Amazon turned 25 years old this week. In its quarter century of existence, it has created roughly a trillion dollars in shareholder value.
Amazon dominates e-commerce, has the biggest cloud-computing infrastructure offering and leads the market for home assistants with its Alexa technology. Additionally, it has a burgeoning online ad business and is becoming a force in Hollywood through its video streaming division. Total sales jumped 31% last year to $232.9 billion.
Tom Forte of D.A. Davidson, one of the most bullish Wall Street analysts on Amazon, said in a report on Friday that the company has developed a number of strategies for others to learn from and even copy. Here’s what he laid out, along with some concrete examples.
Focus on customers, not competitors: CEO Jeff Bezos has been customer-obsessed since starting the company in 1994 as an online bookseller. According to Forte, that has been Amazon’s most important enduring quality — focusing on customers, not competition.
One recent example is its private label business, where Amazon sees what customers want most and tries to provide it at the lowest price by creating its own branded version.
Iterate: Amazon values iteration, “making continual refinements to improve its efforts.”
Examples: The Kindle e-reader has continued to evolve to keep pace with general-purpose tablets, and the Echo has gone from a basic voice assistant to a platform for developers to provide all sorts of help for customers.
Create a flywheel: Focus on having the lowest prices, biggest selection and fastest delivery and customers will keep coming back. This customer volume attracts suppliers and other partners, which in turn increases competition in these areas — price, selection and delivery speed — which in turn draws more customers, and so on.
One recent example of this is when Amazon introduced one-day shipping for its Prime customers. Although this increases Amazon’ costs in the short run, a recent RBC survey shows that customers spend more and are more loyal when they get this perk.
Embrace change: This is a core value from Zappos, the online shoe seller that Amazon acquired in 2009.
Examples: Amazon Web Services has proven adept at providing software that developers demand as technology changes, and the company has made key acquisitions in the smart home market, such as smart-doorbell maker Ring, as consumer behavior has evolved.
Losing money as a strategy: Forte calls it LmaS and says Amazon has perfected it. Investors subsidized the company for two decades, allowing it to subsist on the slimmest of margins while Amazon continued to invest in making shopping simpler, cheaper and faster and developed other, more profitable businesses. Thanks to AWS and its ad business, Amazon is finally showing real earnings, but still far slimmer margins than other tech giants like Alphabet, Facebook, Apple and Microsoft.

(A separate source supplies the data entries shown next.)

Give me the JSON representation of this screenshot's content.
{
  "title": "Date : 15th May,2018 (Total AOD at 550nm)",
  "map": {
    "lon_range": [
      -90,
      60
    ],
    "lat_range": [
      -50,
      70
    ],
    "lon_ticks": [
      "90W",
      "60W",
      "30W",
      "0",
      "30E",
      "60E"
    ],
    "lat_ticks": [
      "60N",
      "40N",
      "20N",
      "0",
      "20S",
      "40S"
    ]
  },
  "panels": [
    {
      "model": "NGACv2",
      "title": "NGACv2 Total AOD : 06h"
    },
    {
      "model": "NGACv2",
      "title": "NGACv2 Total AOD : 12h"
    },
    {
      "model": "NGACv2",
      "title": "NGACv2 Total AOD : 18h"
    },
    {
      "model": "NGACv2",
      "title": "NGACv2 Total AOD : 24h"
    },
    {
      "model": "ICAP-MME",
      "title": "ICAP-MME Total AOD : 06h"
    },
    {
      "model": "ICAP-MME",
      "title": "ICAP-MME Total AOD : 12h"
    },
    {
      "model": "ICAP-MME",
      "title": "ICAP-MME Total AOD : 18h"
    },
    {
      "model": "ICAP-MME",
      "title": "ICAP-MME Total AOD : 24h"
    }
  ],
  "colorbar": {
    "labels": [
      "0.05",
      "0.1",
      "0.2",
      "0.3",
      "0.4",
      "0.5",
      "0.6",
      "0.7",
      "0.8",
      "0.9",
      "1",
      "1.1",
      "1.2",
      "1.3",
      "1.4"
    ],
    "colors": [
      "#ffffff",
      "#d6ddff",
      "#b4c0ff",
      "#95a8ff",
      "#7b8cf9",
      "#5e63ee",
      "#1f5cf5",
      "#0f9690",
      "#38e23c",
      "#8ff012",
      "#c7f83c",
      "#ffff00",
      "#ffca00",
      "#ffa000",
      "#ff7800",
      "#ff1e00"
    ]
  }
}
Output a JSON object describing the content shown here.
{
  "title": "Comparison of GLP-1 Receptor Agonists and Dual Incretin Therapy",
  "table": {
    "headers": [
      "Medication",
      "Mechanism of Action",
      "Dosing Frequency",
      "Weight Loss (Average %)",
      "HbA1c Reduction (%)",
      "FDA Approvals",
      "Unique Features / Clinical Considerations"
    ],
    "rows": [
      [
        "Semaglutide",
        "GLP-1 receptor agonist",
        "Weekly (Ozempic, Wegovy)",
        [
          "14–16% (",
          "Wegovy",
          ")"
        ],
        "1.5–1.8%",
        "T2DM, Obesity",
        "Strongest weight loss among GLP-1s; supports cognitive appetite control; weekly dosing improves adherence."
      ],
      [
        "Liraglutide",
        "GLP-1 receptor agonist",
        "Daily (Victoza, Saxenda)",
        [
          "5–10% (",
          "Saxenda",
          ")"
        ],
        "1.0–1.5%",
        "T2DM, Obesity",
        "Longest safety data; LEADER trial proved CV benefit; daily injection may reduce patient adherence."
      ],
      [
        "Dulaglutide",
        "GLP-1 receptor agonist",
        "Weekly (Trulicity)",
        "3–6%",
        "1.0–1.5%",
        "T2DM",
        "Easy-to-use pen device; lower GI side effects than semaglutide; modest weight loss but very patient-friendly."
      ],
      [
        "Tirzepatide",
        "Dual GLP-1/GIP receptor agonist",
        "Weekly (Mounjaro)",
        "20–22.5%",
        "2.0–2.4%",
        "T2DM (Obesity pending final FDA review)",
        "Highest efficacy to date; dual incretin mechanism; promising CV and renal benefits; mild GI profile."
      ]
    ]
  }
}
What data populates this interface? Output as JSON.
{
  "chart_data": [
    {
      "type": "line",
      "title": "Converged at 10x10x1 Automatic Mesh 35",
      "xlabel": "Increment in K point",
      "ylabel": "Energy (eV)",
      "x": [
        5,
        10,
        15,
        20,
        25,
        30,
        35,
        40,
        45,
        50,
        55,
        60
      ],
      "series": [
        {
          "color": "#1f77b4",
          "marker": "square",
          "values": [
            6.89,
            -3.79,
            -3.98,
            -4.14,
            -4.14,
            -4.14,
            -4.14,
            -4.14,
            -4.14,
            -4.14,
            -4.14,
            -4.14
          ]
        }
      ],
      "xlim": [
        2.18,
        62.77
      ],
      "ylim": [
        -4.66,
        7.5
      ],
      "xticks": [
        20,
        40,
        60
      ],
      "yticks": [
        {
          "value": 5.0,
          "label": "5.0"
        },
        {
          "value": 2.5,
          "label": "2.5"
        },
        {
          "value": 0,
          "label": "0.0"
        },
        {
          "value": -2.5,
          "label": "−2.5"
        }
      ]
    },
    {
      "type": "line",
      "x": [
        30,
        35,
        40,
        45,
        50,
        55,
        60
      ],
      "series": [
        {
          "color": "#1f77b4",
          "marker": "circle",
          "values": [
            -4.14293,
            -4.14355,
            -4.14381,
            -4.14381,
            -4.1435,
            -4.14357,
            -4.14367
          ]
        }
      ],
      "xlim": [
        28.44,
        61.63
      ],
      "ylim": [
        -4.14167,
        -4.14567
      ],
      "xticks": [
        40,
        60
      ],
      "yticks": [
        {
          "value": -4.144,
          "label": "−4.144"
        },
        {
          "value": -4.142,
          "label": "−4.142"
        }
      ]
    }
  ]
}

“Before there was Uber, Pinterest, and, seemingly, every other newly minted IPO and also Roku, Shopify, Wayfair, there was Amazon, ” Forte wrote. “The company either was the first or, at least, the best at losing money in its first-party retail efforts to take market share. Its ability to develop other, more profitable ventures (such as third-party retail, cloud computing, and, more recently advertising) have further enhanced its ability to run its first-party retail efforts at break even (if not worse) and this is one main reason it has been so disruptive in the retail sector.”
In the report, Forte highlighted two significant areas where Amazon has fallen short: smartphones and Chinese e-commerce. The latter, he says, is Amazon’s “greatest failure and it must continue to find a strategy succeed in China no matter how many times it fails.”
He also sees four significant risks to Amazon over the next 25 years, including figuring out who will succeed Bezos, “a once-in-a-generation type founder and CEO,” and dealing with intervention from regulators and lawmakers. Forte previously highlighted those issues in a report in May.
At least in the near term, Forte clearly expects Amazon to navigate those challenges. He has a price target of $2,550, implying a 32% gain from here and $1.26 trillion market cap. Only two of the 40 analysts with price targets tracked by FactSet have higher predictions, and the average price target is $2,249.73.